There are other scenes where the simularities are definately there but Google Images can only do so much.
Meanwhile Sigourney Weaver also plays puppet alongside Jake with an alien that looks shockingly like Sigourney Weaver. Weird. So on a mission to a, err, well he's on an undercover mission that has something to do with the blue guys even though the marine folks plan to blow them all the way to Tatooine anyway for some kind of precious natural resource hidden under a magic tree. But Jake's an idiot and he gets seperated from creepy blue Sigourney Weaver and falls straight in to the hands of the blue apache folk's tribe. They don't seem to mind that he speaks in Italian American English and they soon take him as one of their own. After the training montage.
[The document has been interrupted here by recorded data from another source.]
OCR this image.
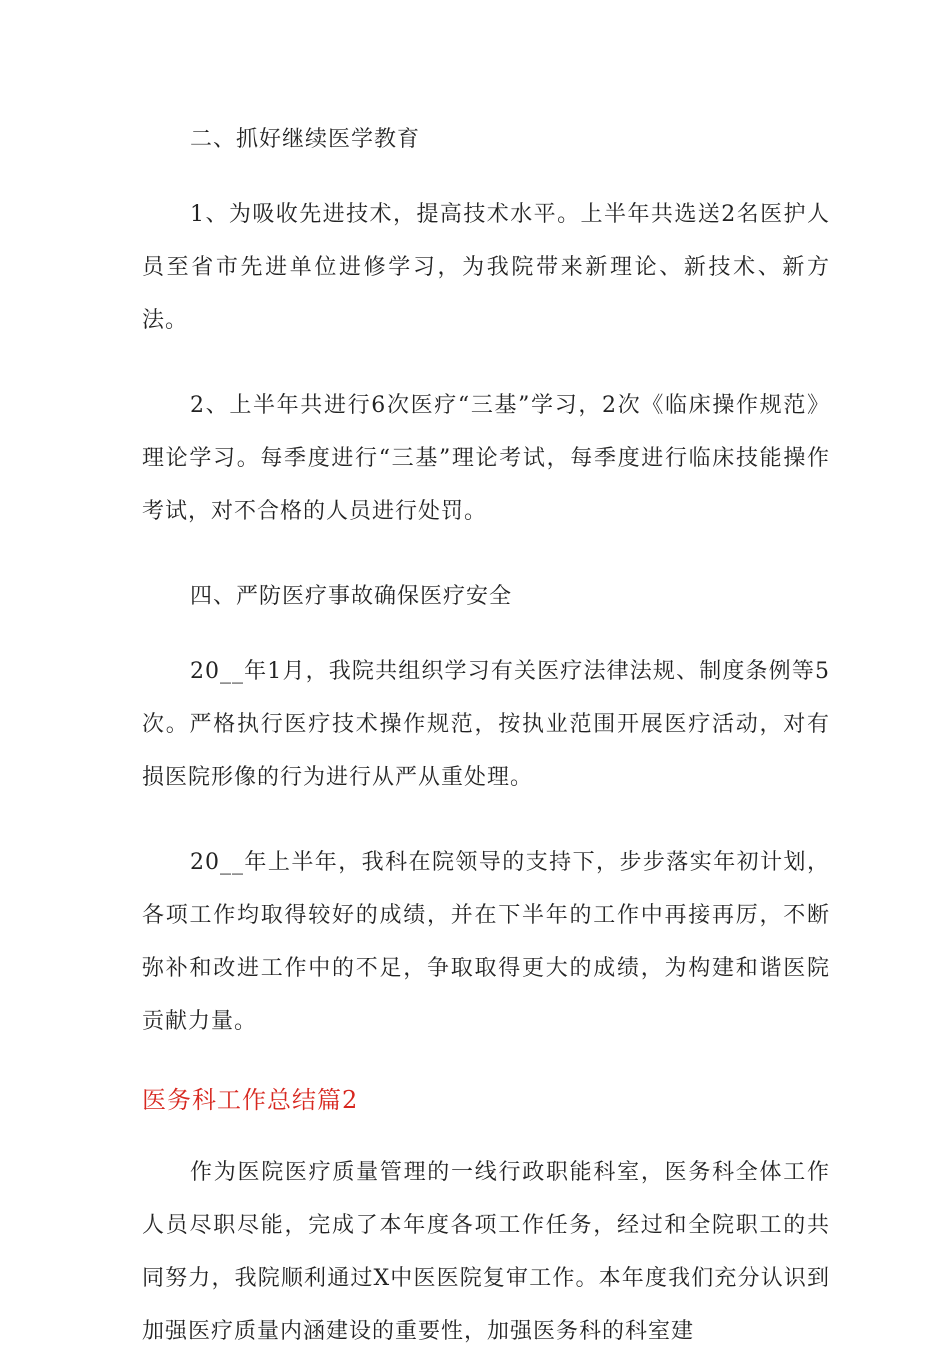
二、抓好继续医学教育

1、为吸收先进技术，提高技术水平。上半年共选送2名医护人员至省市先进单位进修学习，为我院带来新理论、新技术、新方法。

2、上半年共进行6次医疗“三基”学习，2次《临床操作规范》理论学习。每季度进行“三基”理论考试，每季度进行临床技能操作考试，对不合格的人员进行处罚。

四、严防医疗事故确保医疗安全

20__年1月，我院共组织学习有关医疗法律法规、制度条例等5次。严格执行医疗技术操作规范，按执业范围开展医疗活动，对有损医院形像的行为进行从严从重处理。

20__年上半年，我科在院领导的支持下，步步落实年初计划，各项工作均取得较好的成绩，并在下半年的工作中再接再厉，不断弥补和改进工作中的不足，争取取得更大的成绩，为构建和谐医院贡献力量。

医务科工作总结篇2

作为医院医疗质量管理的一线行政职能科室，医务科全体工作人员尽职尽能，完成了本年度各项工作任务，经过和全院职工的共同努力，我院顺利通过X中医医院复审工作。本年度我们充分认识到加强医疗质量内涵建设的重要性，加强医务科的科室建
A training montage ensues.
So as we see from the training montage, loveable idiot Jakesully is now an honorary blue wierdo. But oh noes, something disastrous happens. Who'd have thought it? Honorary blue weirdo Jakesully falls in love with the sexy blue weirdo Neytiri. Which is kind of creepy. And the marines plan to blow up the blue guys magic tree with spaceships that are only occasionally resistant to fucking bows and arrows. Anyway yaddayaddayadda, explosions, kickass exoskeletons from the third Matrix film, man with scar becomes bad guy. I won't spoil it all.
Avatar is what idiots call 'a popcorn movie' and what pretentious idiots call 'a breathtakingly intense and visceral experience'. I thought it was a bit of fun. There's plenty of great action sequences and technical magicianry to keep you entertained, or if you're a grouchy sod like me you'll start thinking about the financial crisis and find the film as incongruously mocking as the Piers Morgan programmes 'Gawping at Foreign People Who Have Way Too Much Money Than They Really Need.' -which I suppose is mildly better than most celebrities option for a limited series of 'Tutting at Foreign People Who Have Bugger All.' Back to the film, wasn't 2007's
300 just as visually pleasing a skull-crushing action movie, if lacking in characters and narrative, and for hundreds of thousands of dollars less? Maybe I'm just being cynical again. Anyway, I'll leave you there. You might find more of these pretentious rants in the future if I don't have anything else to blog about.
So rating. I'm giving Avatar a genorous three out of five Arnies for reasons you probably already guessed.
And why I'm rating with Arnies? Because I can.